И тут Погребецкий увидел, что всадники, опустив винтовки, мчатся навстречу. Это пограничники. Оказывается, Головин, услышав выстрелы, приказал седлать лошадей и мчаться в верхний лагерь. Узнав о налете, он пришпорил коня, и пограничники пустились в погоню за басмачами.
Настроение у Погребецкого было скверное. Неизвестно, догонит ли Головин банду. А экспедиция без лошадей сорвется...
Настичь бандитов Головину не удалось, они удрали, но лошадей бросили.
Увидев направлявшегося к костру Мирзабека, Михаил Тимофеевич вспомнил ночной писклявый голос и то, как Мирзабек вчера вечером долго возился возле седел.
— Вроде бы удрать собирался,— сказал Погребецкий командиру пограничников, незаметно показывая на караванщика.
— Глаз с него не спускать! — кивнул Головин.

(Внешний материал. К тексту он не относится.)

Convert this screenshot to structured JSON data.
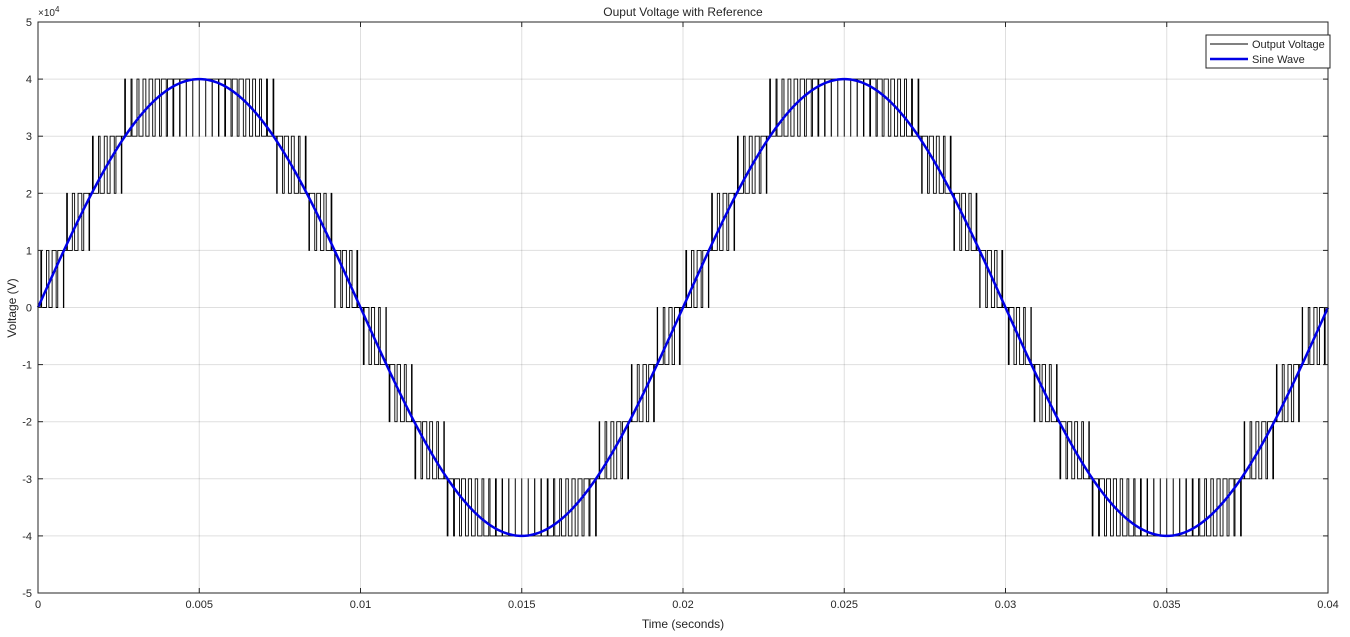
{
  "chart_data": {
    "type": "line",
    "title": "Ouput Voltage with Reference",
    "xlabel": "Time (seconds)",
    "ylabel": "Voltage (V)",
    "xlim": [
      0,
      0.04
    ],
    "ylim": [
      -5,
      5
    ],
    "y_exponent_label": "×10",
    "y_exponent_power": "4",
    "x_ticks": [
      0,
      0.005,
      0.01,
      0.015,
      0.02,
      0.025,
      0.03,
      0.035,
      0.04
    ],
    "x_tick_labels": [
      "0",
      "0.005",
      "0.01",
      "0.015",
      "0.02",
      "0.025",
      "0.03",
      "0.035",
      "0.04"
    ],
    "y_ticks": [
      -5,
      -4,
      -3,
      -2,
      -1,
      0,
      1,
      2,
      3,
      4,
      5
    ],
    "y_tick_labels": [
      "-5",
      "-4",
      "-3",
      "-2",
      "-1",
      "0",
      "1",
      "2",
      "3",
      "4",
      "5"
    ],
    "grid": true,
    "legend_position": "top-right",
    "series": [
      {
        "name": "Output Voltage",
        "color": "#000000",
        "kind": "multilevel-pwm",
        "levels": [
          -4,
          -3,
          -2,
          -1,
          0,
          1,
          2,
          3,
          4
        ],
        "envelope_amplitude": 4,
        "frequency_hz": 50,
        "carrier_frequency_hz": 5000
      },
      {
        "name": "Sine Wave",
        "color": "#0000e6",
        "kind": "sine",
        "amplitude": 4,
        "frequency_hz": 50
      }
    ]
  }
}
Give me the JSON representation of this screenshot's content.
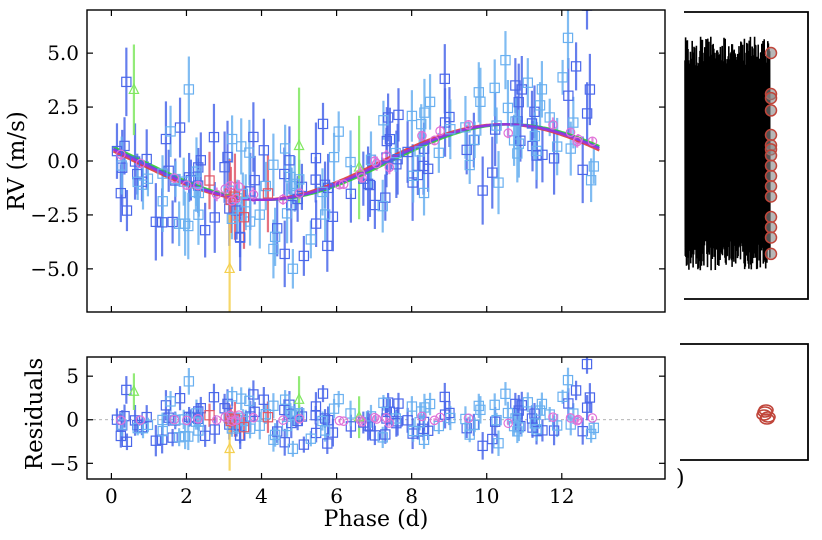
{
  "chart_data": [
    {
      "type": "scatter",
      "panel": "rv",
      "ylabel": "RV (m/s)",
      "xlabel": "",
      "xlim": [
        -0.65,
        14.75
      ],
      "ylim": [
        -7.0,
        7.0
      ],
      "yticks": [
        5.0,
        2.5,
        0.0,
        -2.5,
        -5.0
      ],
      "ytick_labels": [
        "5.0",
        "2.5",
        "0.0",
        "−2.5",
        "−5.0"
      ],
      "xticks": [
        0,
        2,
        4,
        6,
        8,
        10,
        12
      ],
      "model": {
        "amplitude": 1.75,
        "offset": -0.05,
        "phase_of_max": 10.5,
        "period": 13.0
      },
      "model_curves": [
        {
          "name": "model-green",
          "color": "#32c832",
          "shift": 0.15
        },
        {
          "name": "model-red",
          "color": "#dc3c3c",
          "shift": -0.1
        },
        {
          "name": "model-blue",
          "color": "#3c5ae6",
          "shift": 0.05
        },
        {
          "name": "model-purple",
          "color": "#a032dc",
          "shift": 0.0
        }
      ],
      "series": [
        {
          "name": "instrument-dark-blue",
          "marker": "square",
          "color": "#4a67ea",
          "seed": 7,
          "n": 95,
          "x_range": [
            0.05,
            13.0
          ],
          "scatter": 1.7,
          "err": [
            0.9,
            1.8
          ]
        },
        {
          "name": "instrument-light-blue",
          "marker": "square",
          "color": "#6ab0f0",
          "seed": 19,
          "n": 85,
          "x_range": [
            0.1,
            12.9
          ],
          "scatter": 1.6,
          "err": [
            0.8,
            1.6
          ]
        },
        {
          "name": "instrument-magenta",
          "marker": "circle",
          "color": "#e070d8",
          "seed": 31,
          "n": 32,
          "x_range": [
            0.2,
            13.1
          ],
          "scatter": 0.25,
          "err": [
            0.15,
            0.35
          ]
        },
        {
          "name": "instrument-red",
          "marker": "square",
          "color": "#e05868",
          "seed": 43,
          "n": 6,
          "x_range": [
            2.5,
            5.2
          ],
          "scatter": 1.0,
          "err": [
            1.3,
            2.2
          ]
        },
        {
          "name": "instrument-green",
          "marker": "triangle",
          "color": "#80e860",
          "seed": 0,
          "points": [
            {
              "x": 0.6,
              "y": 3.3,
              "err": 2.1
            },
            {
              "x": 5.0,
              "y": 0.7,
              "err": 2.7
            },
            {
              "x": 6.6,
              "y": -0.3,
              "err": 2.4
            }
          ]
        },
        {
          "name": "instrument-yellow",
          "marker": "triangle",
          "color": "#f4d050",
          "seed": 0,
          "points": [
            {
              "x": 3.15,
              "y": -5.0,
              "err": 2.5
            }
          ]
        }
      ]
    },
    {
      "type": "scatter",
      "panel": "residuals",
      "ylabel": "Residuals",
      "xlabel": "Phase (d)",
      "xlim": [
        -0.65,
        14.75
      ],
      "ylim": [
        -6.8,
        7.2
      ],
      "yticks": [
        5,
        0,
        -5
      ],
      "ytick_labels": [
        "5",
        "0",
        "−5"
      ],
      "xticks": [
        0,
        2,
        4,
        6,
        8,
        10,
        12
      ],
      "xtick_labels": [
        "0",
        "2",
        "4",
        "6",
        "8",
        "10",
        "12"
      ]
    },
    {
      "type": "line",
      "panel": "side-top",
      "ylim": [
        -7.0,
        7.0
      ],
      "fill_color": "#000000",
      "open_circle_color": "#c0453a",
      "circles_y": [
        5.0,
        3.0,
        2.8,
        2.2,
        1.0,
        0.5,
        0.3,
        0.0,
        -0.5,
        -1.0,
        -1.5,
        -2.0,
        -3.0,
        -3.5,
        -4.0,
        -4.8
      ]
    },
    {
      "type": "scatter",
      "panel": "side-bottom",
      "label_fragment": ")",
      "open_circle_color": "#c0453a",
      "circles": [
        {
          "x": 0.5,
          "y": 1.8
        },
        {
          "x": 0.4,
          "y": 1.3
        },
        {
          "x": 0.55,
          "y": 0.9
        },
        {
          "x": 0.45,
          "y": 1.6
        },
        {
          "x": 0.6,
          "y": 1.1
        }
      ]
    }
  ]
}
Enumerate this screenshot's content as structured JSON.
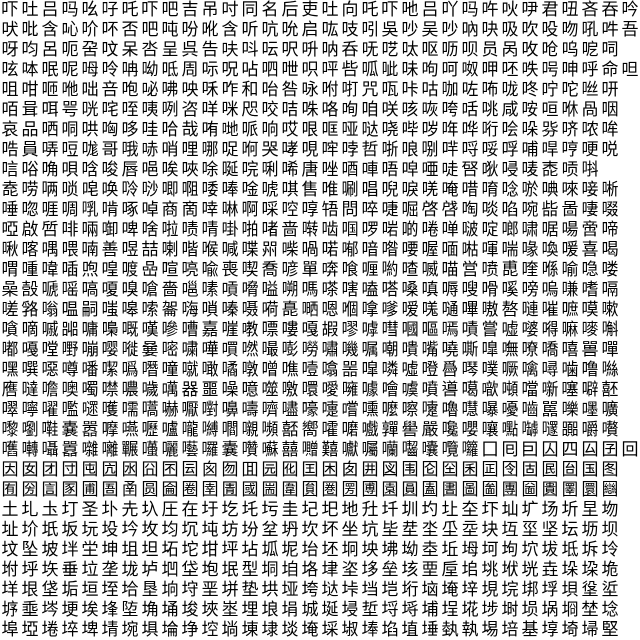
{
  "rows": [
    "吓吐吕吗吆吇吒吓吧吉吊吋同名后吏吐向吒吓吔吕吖吗吘吙吚君吜吝吞吟",
    "吠吡含吣吤吥否吧吨吩吪含听吭吮启吰吱吲吳吵吴吵吶吷吸吹吺吻吼吽吾",
    "呀呁呂呃呄呅呆呇呈呉告呋呌呍呎呏呐呑呒呓呔呕呖呗员呙呚呛呜呝呞",
    "呟呠呡呢呣呤呥呦呧周呩呪呫呬呭呮呯呰呱呲味呴呵呶呷呸呹呺呻呼命呾",
    "咀咁咂咃咄咅咆咇咈咉咊咋和咍咎咏咐咑咒咓咔咕咖咗咘咙咚咛咜咝咞",
    "咟咠咡咢咣咤咥咦咧咨咩咪咫咬咭咮咯咰咱咲咳咴咵咶咷咸咹咺咻咼咽",
    "哀品哂哃哄哅哆哇哈哉哊哋哌响哎哏哐哑哒哓哔哕哖哗哘哙哚哛哜哝哞",
    "哠員哢哣哤哥哦哧哨哩哪哫哬哭哮哯哰哱哲哳哴哵哶哷哸哹哺哻哼哽哾",
    "唁唂唃唄唅唆唇唈唉唊唋唌唍唎唏唐唑唒唓唔唕唖唗唘唙唚唛唜唝唞",
    "唟唠唡唢唣唤唥唦唧唨唩唪唫唬唭售唯唰唱唲唳唴唵唶唷唸唹唺唻唼唽",
    "唾唿啀啁啂啃啄啅商啇啈啉啊啋啌啍啎問啐啑啒啓啔啕啖啗啘啙啚啛啜",
    "啞啟啠啡啢啣啤啥啦啧啨啩啪啫啬啭啮啯啰啱啲啳啴啵啶啷啸啹啺啻啼",
    "啾喀喁喂喃善喅喆喇喈喉喊喋喌喍喎喏喐喑喒喓喔喕喖喗喘喙喚喛喜喝",
    "喟喠喡喢喣喤喥喦喧喨喩喪喫喬喭單喯喰喱喲喳喴喵営喷喸喹喺喻喼喽",
    "喿嗀嗁嗂嗃嗄嗅嗆嗇嗈嗉嗊嗋嗌嗍嗎嗏嗐嗑嗒嗓嗔嗕嗖嗗嗘嗙嗚嗛嗜嗝",
    "嗟嗠嗡嗢嗣嗤嗥嗦嗧嗨嗩嗪嗫嗬嗭嗮嗯嗰嗱嗲嗳嗴嗵嗶嗷嗸嗹嗺嗻嗼嗽",
    "嗿嘀嘁嘂嘃嘄嘅嘆嘇嘈嘉嘊嘋嘌嘍嘎嘏嘐嘑嘒嘓嘔嘕嘖嘗嘘嘙嘚嘛嘜嘝",
    "嘟嘠嘡嘢嘣嘤嘥嘦嘧嘨嘩嘪嘫嘬嘭嘮嘯嘰嘱嘲嘳嘴嘵嘶嘷嘸嘹嘺嘻嘼嘽",
    "嘿噀噁噂噃噄噅噆噇噈噉噊噋噌噍噎噏噐噑噒噓噔噕噖噗噘噙噚噛噜噝",
    "噟噠噡噢噣噤噥噦噧器噩噪噫噬噭噮噯噰噱噲噳噴噵噶噷噸噹噺噻噼噽",
    "噿嚀嚁嚂嚃嚄嚅嚆嚇嚈嚉嚊嚋嚌嚍嚎嚏嚐嚑嚒嚓嚔嚕嚖嚗嚘嚙嚚嚛嚜嚝",
    "嚟嚠嚡嚢嚣嚤嚥嚦嚧嚨嚩嚪嚫嚬嚭嚮嚯嚰嚱嚲嚳嚴嚵嚶嚷嚸嚹嚺嚻嚼嚽",
    "嚿囀囁囂囃囄囅囆囇囈囉囊囋囌囍囎囏囐囑囒囓囔囕囖囗囘囙囚四囜囝回",
    "因囡团団囤囥囦囧囨囩囪囫囬园囮囯困囱囲図围囵囶囷囸囹固囻囼国图",
    "囿圀圁圂圃圄圅圆圇圈圉圊國圌圍圎圏圐圑園圓圔圕圖圗團圙圚圛圜圝",
    "土圠圡圢圣圤圥圦圧在圩圪圫圬圭圮圯地圱圲圳圴圵圶圷圸圹场圻圼圽",
    "址圿坁坂坃坄坅坆均坈坉坊坋坌坍坎坏坐坑坒坓坔坕坖块坘坙坚坛坜坝",
    "坟坠坡坢坣坤坥坦坧坨坩坪坫坬坭坮坯坰坱坲坳坴坵坶坷坸坹坺坻坼坽",
    "坿垀垁垂垃垄垅垆垇垈垉垊型垌垍垎垏垐垑垒垓垔垕垖垗垘垙垚垛垜垝",
    "垟垠垡垢垣垤垥垦垧垨垩垪垫垬垭垮垯垰垱垲垳垴埯垶垷垸垹垺垻垼垽",
    "垿埀埁埂埃埄埅埆埇埈埉埊埋埌埍城埏埐埑埒埓埔埕埖埗埘埙埚埛埜埝",
    "埠埡埢埣埤埥埦埧埨埩埪埫埬埭埮埯埰埱埲埳埴埵埶執埸培基埻埼埽堅"
  ]
}
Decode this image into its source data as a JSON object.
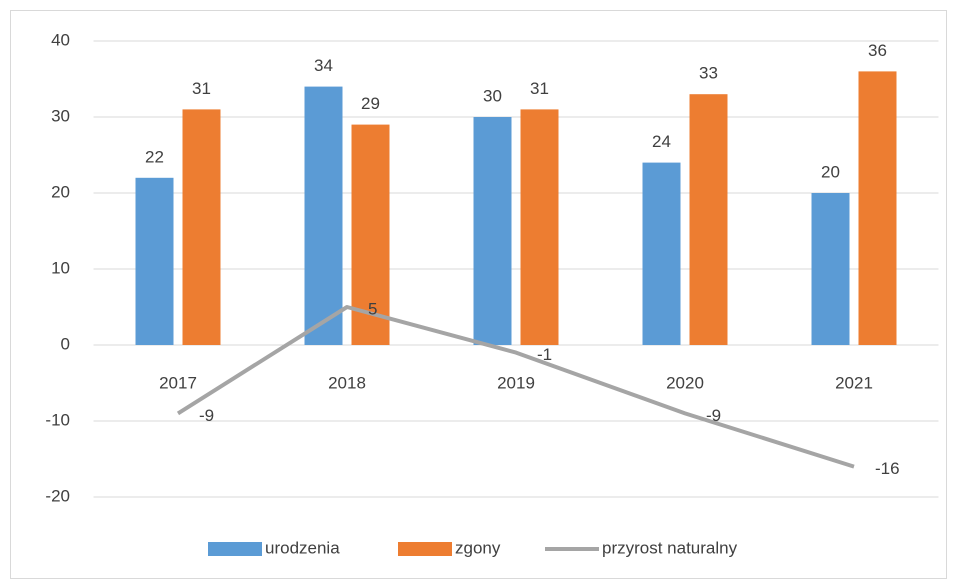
{
  "chart_data": {
    "type": "bar",
    "categories": [
      "2017",
      "2018",
      "2019",
      "2020",
      "2021"
    ],
    "series": [
      {
        "name": "urodzenia",
        "type": "bar",
        "color": "#5b9bd5",
        "values": [
          22,
          34,
          30,
          24,
          20
        ]
      },
      {
        "name": "zgony",
        "type": "bar",
        "color": "#ed7d31",
        "values": [
          31,
          29,
          31,
          33,
          36
        ]
      },
      {
        "name": "przyrost naturalny",
        "type": "line",
        "color": "#a5a5a5",
        "values": [
          -9,
          5,
          -1,
          -9,
          -16
        ]
      }
    ],
    "ylim": [
      -20,
      40
    ],
    "yticks": [
      -20,
      -10,
      0,
      10,
      20,
      30,
      40
    ],
    "grid": true,
    "legend": "bottom"
  }
}
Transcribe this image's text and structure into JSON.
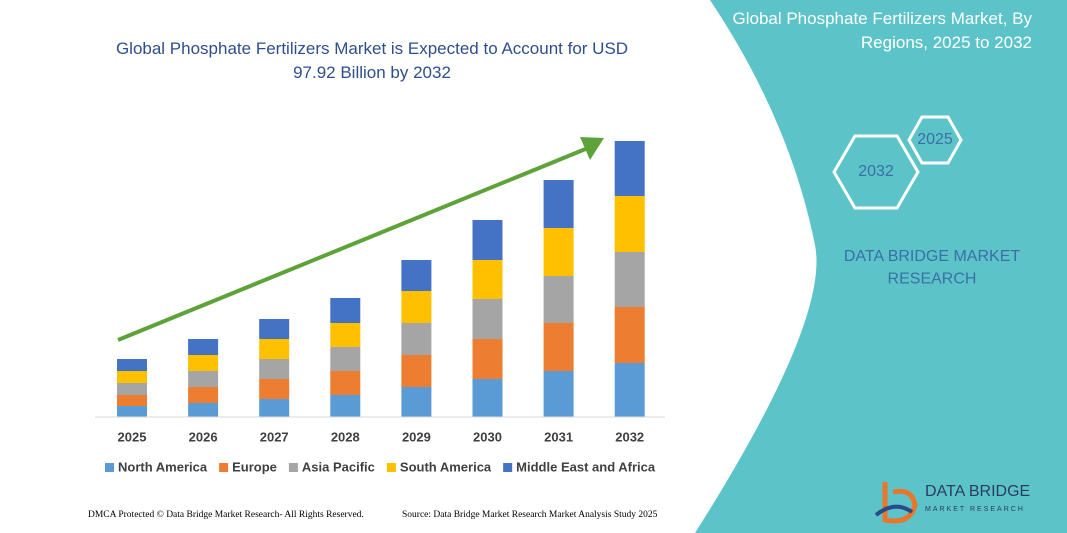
{
  "chart_data": {
    "type": "stacked-bar",
    "title": "Global Phosphate Fertilizers Market is Expected to Account for USD 97.92 Billion by 2032",
    "categories": [
      "2025",
      "2026",
      "2027",
      "2028",
      "2029",
      "2030",
      "2031",
      "2032"
    ],
    "series": [
      {
        "name": "North America",
        "color": "#5b9bd5",
        "values": [
          11,
          14,
          18,
          22,
          30,
          38,
          46,
          54
        ]
      },
      {
        "name": "Europe",
        "color": "#ed7d31",
        "values": [
          11,
          16,
          20,
          24,
          32,
          40,
          48,
          56
        ]
      },
      {
        "name": "Asia Pacific",
        "color": "#a5a5a5",
        "values": [
          12,
          16,
          20,
          24,
          32,
          40,
          47,
          55
        ]
      },
      {
        "name": "South America",
        "color": "#ffc000",
        "values": [
          12,
          16,
          20,
          24,
          32,
          39,
          48,
          56
        ]
      },
      {
        "name": "Middle East and Africa",
        "color": "#4472c4",
        "values": [
          12,
          16,
          20,
          25,
          31,
          40,
          48,
          55
        ]
      }
    ],
    "legend": "bottom"
  },
  "panel": {
    "title": "Global Phosphate Fertilizers Market, By Regions, 2025 to 2032",
    "hex_small": "2025",
    "hex_large": "2032",
    "brand": "DATA BRIDGE MARKET RESEARCH"
  },
  "footer": {
    "left": "DMCA Protected © Data Bridge Market Research- All Rights Reserved.",
    "right": "Source: Data Bridge Market Research Market Analysis Study 2025"
  },
  "logo": {
    "name": "DATA BRIDGE",
    "tagline": "MARKET RESEARCH"
  }
}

Однообразные серые горы розовели, становились фиолетовыми. Травянистые склоны сменились мелкими осыпями, а кое-где торчали скалы. Продвигаться стало тяжело. Наконец Погребецкий с пограничниками вышел на снежные склоны перевала Тюз. Чтобы подниматься вверх с вьюками, приходилось пробивать в снегу траншеи. В полдень 25 сентября караван подошел к верхней точке перевала.